Este es un regalo que me hizo, hace tiempo, hablando de guitarras, de Poesía, de canciones, de Lorca, quien más quiero en esta vida, y que, aun tardando, ahora lo traigo aquí.
Si ya me parecía enorme por su poesía, por su música, después de esto ya no sé qué decir. Larga vida a Leonard Cohen.





8/2/14

Cuentos de la edad tardía. Elizabeth(I)


Piccadilly Circus. L. S. Lowry
 
Era un ser provinciano, casi de pueblo, si es que este término estuviese en uso real hoy en día, pero los tiempos han cambiado tanto… Y tampoco hay tontos en los pueblos. Ahora la idiotez, el rasgo de deficiencia intelectual acentuada, se oculta en edificios, se aleja de lo social haciéndolo social, como la muerte, apartada de la vista, de la casa, ocultada en tanatorios de hórrida visión, asépticos, lavados con lejía y limón –solo les falta un ambientador de pino colgando del ataúd a la altura de la nariz de los finados-. Ahora la idiotez no existe. Ahora el signo de los tiempos es la estupidez. Estupidez, divino tesoro. La globalización, la pseudo educación generalizada, la televisión, las redes sociales, los cruceros, los viajes low cost.
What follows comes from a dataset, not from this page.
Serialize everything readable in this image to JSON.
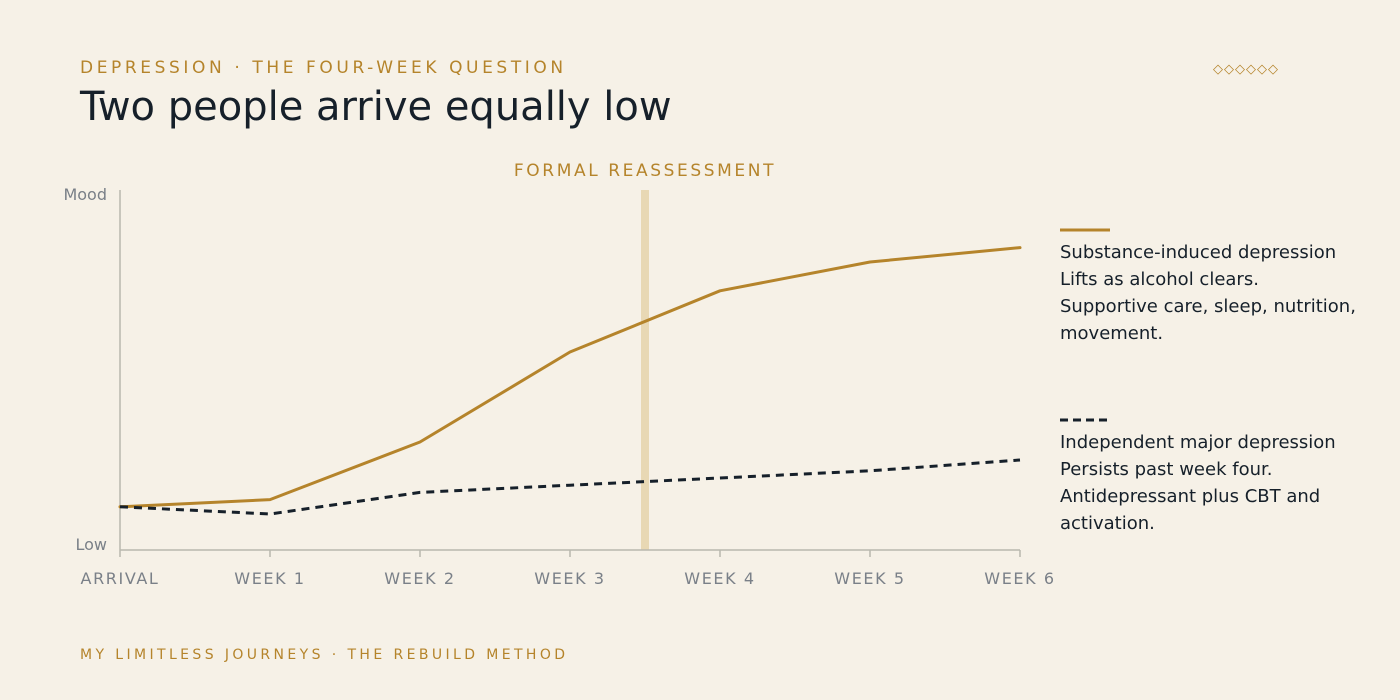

Venecia llena de domingueros rosados, con bermudas anchas mostrando piernas con rodales sin pelo, con manos de las que penden bolsas blancas, repletas de máscaras con plumas verdes, azules y doradas; algunos con gorra, otras con sombrero, y una sonrisa extraña en sus caras que no se sabe si es por la quemazón, por la compra, por la promesa de una porción de pizza recalentada o, lo más probable, por la estupidez del yo estuve aquí, yo lo vi y esta máscara lo demuestra. Horrísono movimiento pendular del mundo que se empeña en que Venecia se hunda, en que deje de existir de una u otra manera. Roma infectada de cámaras de fotografiar, de móviles, de miradas de unas horas, de recuerdos de latón. La eterna Roma, desafiada por las colas para entrar y salir de un Coliseo custodiado por estrambóticos legionarios que se hacen fotografías con los mismos paseantes con bermudas que de Venecia han llegado, o parecidos, y que esperan, estos decuriones modernos, con cigarrillos en los labios y vasos de plástico con cerveza en la mano.
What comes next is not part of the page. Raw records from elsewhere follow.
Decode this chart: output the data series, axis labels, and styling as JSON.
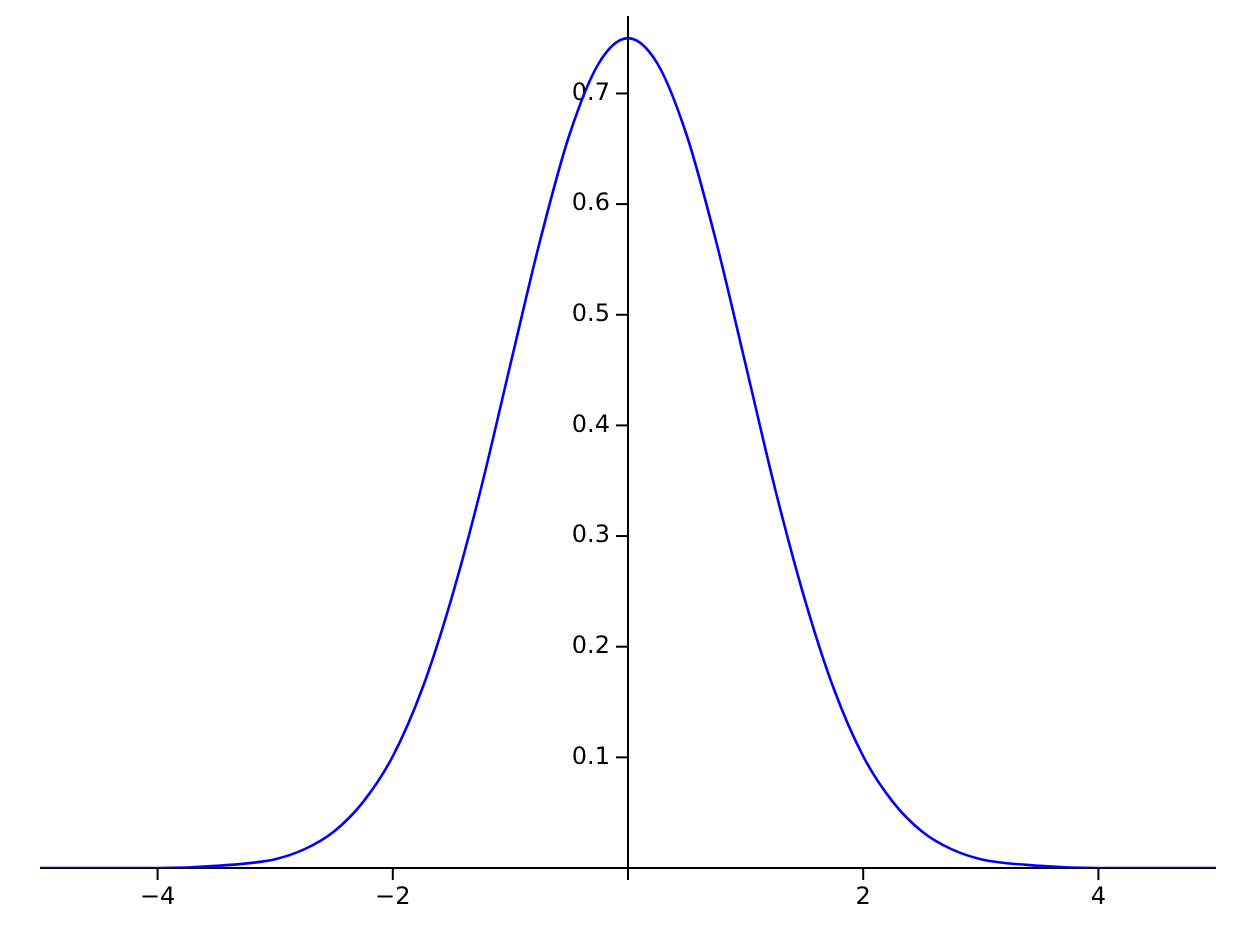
{
  "chart_data": {
    "type": "line",
    "x": [
      -5,
      -4,
      -3.5,
      -3,
      -2.75,
      -2.5,
      -2.25,
      -2,
      -1.75,
      -1.5,
      -1.25,
      -1,
      -0.75,
      -0.5,
      -0.25,
      0,
      0.25,
      0.5,
      0.75,
      1,
      1.25,
      1.5,
      1.75,
      2,
      2.25,
      2.5,
      2.75,
      3,
      3.5,
      4,
      5
    ],
    "series": [
      {
        "color": "#0000ff",
        "values": [
          0,
          0,
          0.002,
          0.008,
          0.017,
          0.033,
          0.06,
          0.101,
          0.162,
          0.244,
          0.343,
          0.455,
          0.566,
          0.662,
          0.727,
          0.75,
          0.727,
          0.662,
          0.566,
          0.455,
          0.343,
          0.244,
          0.162,
          0.101,
          0.06,
          0.033,
          0.017,
          0.008,
          0.002,
          0,
          0
        ]
      }
    ],
    "xlim": [
      -5,
      5
    ],
    "ylim": [
      0,
      0.77
    ],
    "xticks": [
      -4,
      -2,
      {
        "value": 0,
        "label": null
      },
      2,
      4
    ],
    "yticks": [
      0.1,
      0.2,
      0.3,
      0.4,
      0.5,
      0.6,
      0.7
    ],
    "grid": false,
    "legend": false,
    "marker": "none",
    "line_style": "solid"
  }
}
Es el fin de los tiempos, el fin del Imperio Romano. Las huestes germánicas y otras hordas variadas han llegado, y lo han hecho para quedarse. Hasta los gatos se están marchando, ocupando su nicho ecológico las palomas, las ratas y los cuervos, y los pseudohumanos.
Era un ser provinciano –que divago-, casi de pueblo, tonto, tonto del ano, como el célebre Paco, Paquillo, Pacoano, de mi pueblo. Que sí era de pueblo, que sí era tonto, que sí era el tonto del pueblo, con todo su empaque, con todo su encanto. Verdad de las antes, de las auténticas. Era, decía, un ser provinciano.